Saya langsung reaktif " Mau kemana kamu?? "

Kakak menjawab ngasal, " Keluar sebentar doang "

Saya jawab agak galak--padahal emang ketus beneran, " Memang ga bisa nanti?? Apa kepentingan kamu melebihi kepentingan ngurus negara dalam keadaan genting?? "

" Yak elaahh, emang ngapa sih, Ma?? " ucap si kakak mulai meninggi. 

Eng.. Ing.. Eeng... Saatnya emak unjuk gigi, " Heh, ini udah mau Maghrib, kamu harus d irumah. Lagian, emang gini yaa, anak pinter sekarang. Demi temen sampe berani ngelawan mama??? " ucap saya tajam. 

Dan, braakkk, pintu kamar ditutup. Maunya sih, saya tendang tuh pintu sambil sebor (siram-red) pakai air seember. Tapi enggak lah, saatnya emak menahan diri dan apa yang terjadi kemudian??  Hehh, saya ngecek IG, twitter dan FB si kakak. Cari tahu dia curhatin kelakuan emaknya apa enggak di sosmed.  Beuuhh...
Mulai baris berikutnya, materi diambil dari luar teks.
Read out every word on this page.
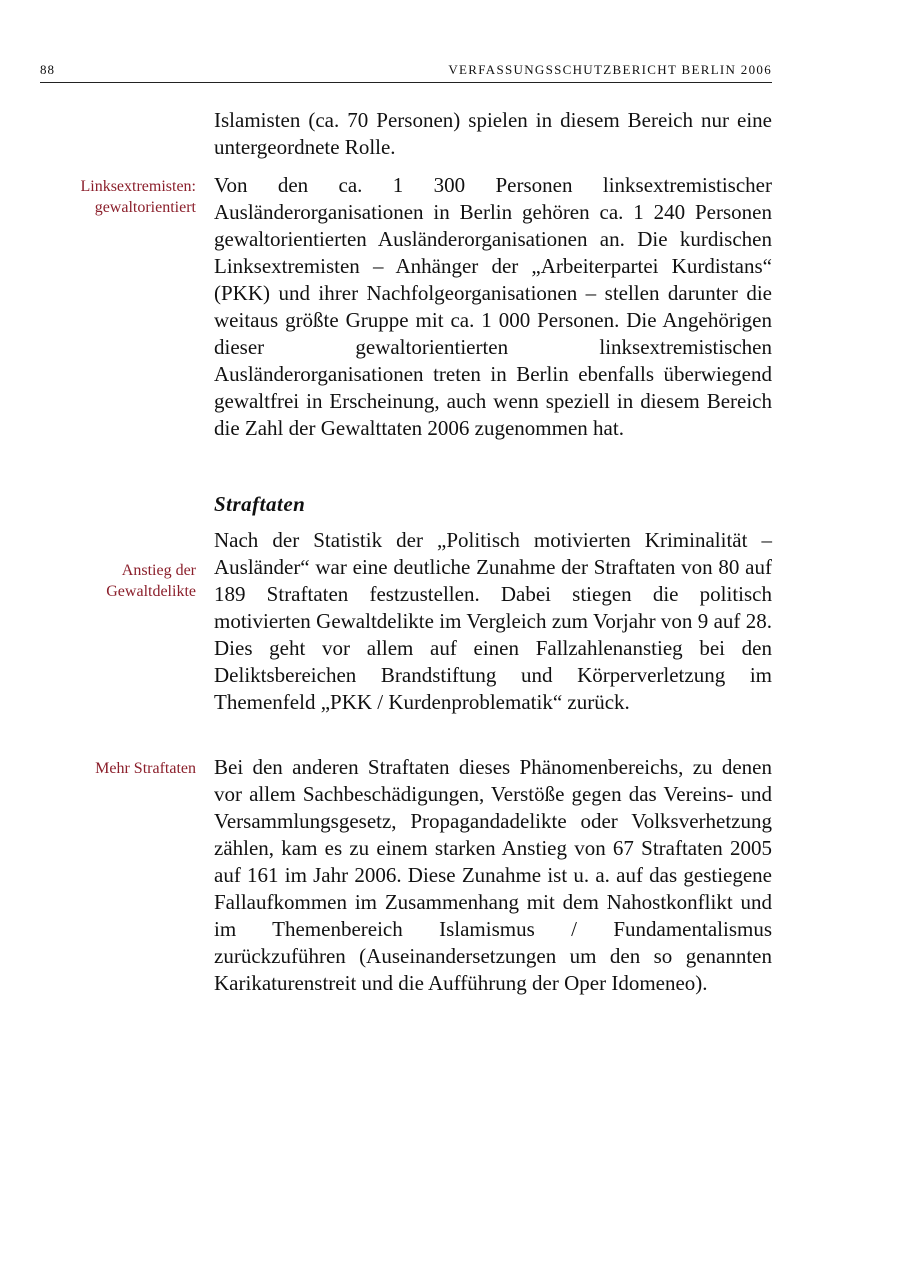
88	VERFASSUNGSSCHUTZBERICHT BERLIN 2006
Linksextremisten:
gewaltorientiert
Anstieg der
Gewaltdelikte
Mehr Straftaten

Islamisten (ca. 70 Personen) spielen in diesem Bereich nur eine untergeordnete Rolle.

Von den ca. 1 300 Personen linksextremistischer Ausländerorganisationen in Berlin gehören ca. 1 240 Personen gewaltorientierten Ausländerorganisationen an. Die kurdischen Linksextremisten – Anhänger der „Arbeiterpartei Kurdistans“ (PKK) und ihrer Nachfolgeorganisationen – stellen darunter die weitaus größte Gruppe mit ca. 1 000 Personen. Die Angehörigen dieser gewaltorientierten linksextremistischen Ausländerorganisationen treten in Berlin ebenfalls überwiegend gewaltfrei in Erscheinung, auch wenn speziell in diesem Bereich die Zahl der Gewalttaten 2006 zugenommen hat.

Straftaten

Nach der Statistik der „Politisch motivierten Kriminalität – Ausländer“ war eine deutliche Zunahme der Straftaten von 80 auf 189 Straftaten festzustellen. Dabei stiegen die politisch motivierten Gewaltdelikte im Vergleich zum Vorjahr von 9 auf 28. Dies geht vor allem auf einen Fallzahlenanstieg bei den Deliktsbereichen Brandstiftung und Körperverletzung im Themenfeld „PKK / Kurdenproblematik“ zurück.

Bei den anderen Straftaten dieses Phänomenbereichs, zu denen vor allem Sachbeschädigungen, Verstöße gegen das Vereins- und Versammlungsgesetz, Propagandadelikte oder Volksverhetzung zählen, kam es zu einem starken Anstieg von 67 Straftaten 2005 auf 161 im Jahr 2006. Diese Zunahme ist u. a. auf das gestiegene Fallaufkommen im Zusammenhang mit dem Nahostkonflikt und im Themenbereich Islamismus / Fundamentalismus zurückzuführen (Auseinandersetzungen um den so genannten Karikaturenstreit und die Aufführung der Oper Idomeneo).
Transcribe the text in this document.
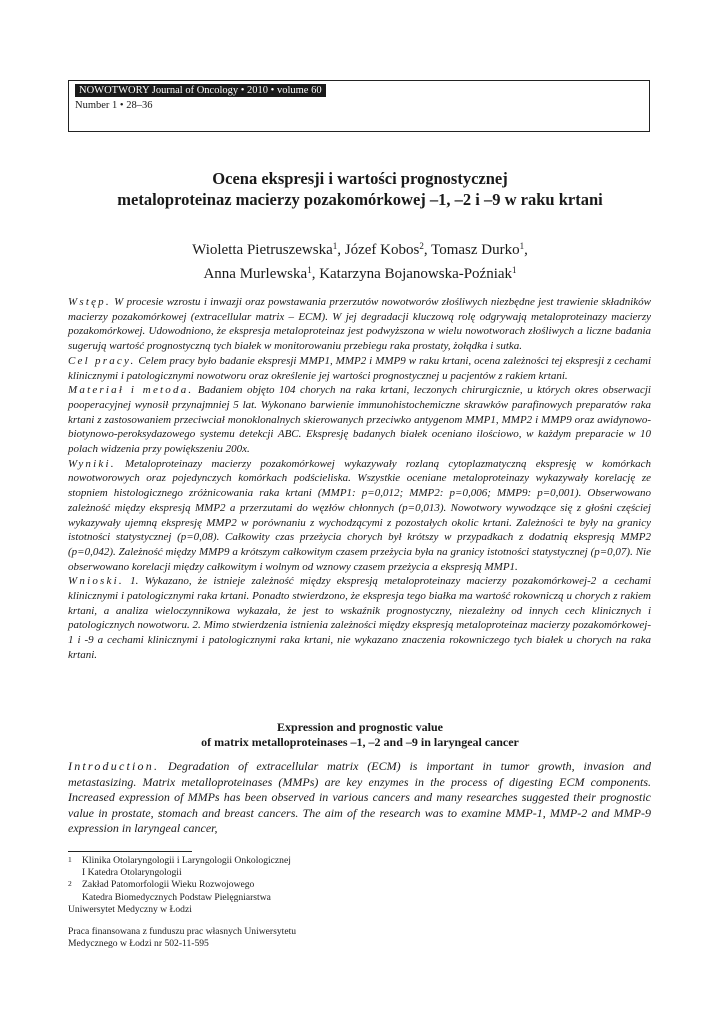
NOWOTWORY Journal of Oncology • 2010 • volume 60
Number 1 • 28–36
Ocena ekspresji i wartości prognostycznej
metaloproteinaz macierzy pozakomórkowej –1, –2 i –9 w raku krtani
Wioletta Pietruszewska$^1$, Józef Kobos$^2$, Tomasz Durko$^1$,
Anna Murlewska$^1$, Katarzyna Bojanowska-Poźniak$^1$

Wstęp. W procesie wzrostu i inwazji oraz powstawania przerzutów nowotworów złośliwych niezbędne jest trawienie składników macierzy pozakomórkowej (extracellular matrix – ECM). W jej degradacji kluczową rolę odgrywają metaloproteinazy macierzy pozakomórkowej. Udowodniono, że ekspresja metaloproteinaz jest podwyższona w wielu nowotworach złośliwych a liczne badania sugerują wartość prognostyczną tych białek w monitorowaniu przebiegu raka prostaty, żołądka i sutka.

Cel pracy. Celem pracy było badanie ekspresji MMP1, MMP2 i MMP9 w raku krtani, ocena zależności tej ekspresji z cechami klinicznymi i patologicznymi nowotworu oraz określenie jej wartości prognostycznej u pacjentów z rakiem krtani.

Materiał i metoda. Badaniem objęto 104 chorych na raka krtani, leczonych chirurgicznie, u których okres obserwacji pooperacyjnej wynosił przynajmniej 5 lat. Wykonano barwienie immunohistochemiczne skrawków parafinowych preparatów raka krtani z zastosowaniem przeciwciał monoklonalnych skierowanych przeciwko antygenom MMP1, MMP2 i MMP9 oraz awidynowo-biotynowo-peroksydazowego systemu detekcji ABC. Ekspresję badanych białek oceniano ilościowo, w każdym preparacie w 10 polach widzenia przy powiększeniu 200x.

Wyniki. Metaloproteinazy macierzy pozakomórkowej wykazywały rozlaną cytoplazmatyczną ekspresję w komórkach nowotworowych oraz pojedynczych komórkach podścieliska. Wszystkie oceniane metaloproteinazy wykazywały korelację ze stopniem histologicznego zróżnicowania raka krtani (MMP1: p=0,012; MMP2: p=0,006; MMP9: p=0,001). Obserwowano zależność między ekspresją MMP2 a przerzutami do węzłów chłonnych (p=0,013). Nowotwory wywodzące się z głośni częściej wykazywały ujemną ekspresję MMP2 w porównaniu z wychodzącymi z pozostałych okolic krtani. Zależności te były na granicy istotności statystycznej (p=0,08). Całkowity czas przeżycia chorych był krótszy w przypadkach z dodatnią ekspresją MMP2 (p=0,042). Zależność między MMP9 a krótszym całkowitym czasem przeżycia była na granicy istotności statystycznej (p=0,07). Nie obserwowano korelacji między całkowitym i wolnym od wznowy czasem przeżycia a ekspresją MMP1.

Wnioski. 1. Wykazano, że istnieje zależność między ekspresją metaloproteinazy macierzy pozakomórkowej-2 a cechami klinicznymi i patologicznymi raka krtani. Ponadto stwierdzono, że ekspresja tego białka ma wartość rokowniczą u chorych z rakiem krtani, a analiza wieloczynnikowa wykazała, że jest to wskaźnik prognostyczny, niezależny od innych cech klinicznych i patologicznych nowotworu. 2. Mimo stwierdzenia istnienia zależności między ekspresją metaloproteinaz macierzy pozakomórkowej-1 i -9 a cechami klinicznymi i patologicznymi raka krtani, nie wykazano znaczenia rokowniczego tych białek u chorych na raka krtani.

Expression and prognostic value
of matrix metalloproteinases –1, –2 and –9 in laryngeal cancer

Introduction. Degradation of extracellular matrix (ECM) is important in tumor growth, invasion and metastasizing. Matrix metalloproteinases (MMPs) are key enzymes in the process of digesting ECM components. Increased expression of MMPs has been observed in various cancers and many researches suggested their prognostic value in prostate, stomach and breast cancers. The aim of the research was to examine MMP-1, MMP-2 and MMP-9 expression in laryngeal cancer,

1 Klinika Otolaryngologii i Laryngologii Onkologicznej
I Katedra Otolaryngologii
2 Zakład Patomorfologii Wieku Rozwojowego
Katedra Biomedycznych Podstaw Pielęgniarstwa
Uniwersytet Medyczny w Łodzi
Praca finansowana z funduszu prac własnych Uniwersytetu
Medycznego w Łodzi nr 502-11-595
Beruntungnya saya belajar parenting di sosial media, termasuk belajar dari artikel-artikelnya Bu Elly Risman. Dari sana saya jadi tahu, pola didik dan produk anak-anak sekarang sudah berubah jungkir balik dari zaman saya dulu. 

Saya kadang dikomplain oleh suami, saya masih kelewat lunak sama anak-anak. Padahal, saya kalau sudah keluar judesnya, kalau ngomong suka ngejleebbb banget. Nohok ke hati. Dua anak saya yang beranjak dewasa saya perlakukan seperti orang dewasa di urusan tanggung jawab. Berhasilkah saya??  Rasanya belum. Frustasikah saya??  Nyaris. 


Tapi Bu Elly Risman yang luar biasa itu, pernah mengajarkan sebuah perjuangan orang tua menghadapi anak-anak yang menurutnya jadi korban globalisasi era media, dimana mereka sedang kekurangan figur untuk dijadikan contoh, sedang skala ketidakpuasan mereka terhadap orangtua berbanding lurus dengan skala ketidaksempurnaan orang tua sebagai manusia. Bu Elly bilang ada yang kita lakukan sebagai orang tua terhadap anak-anak kita, aset dunia akhirat kita yaitu :  Maafkan, Lupakan, dan Mohon Ampunkan!!!  Duh Gustiiiiii... 😭😭😭.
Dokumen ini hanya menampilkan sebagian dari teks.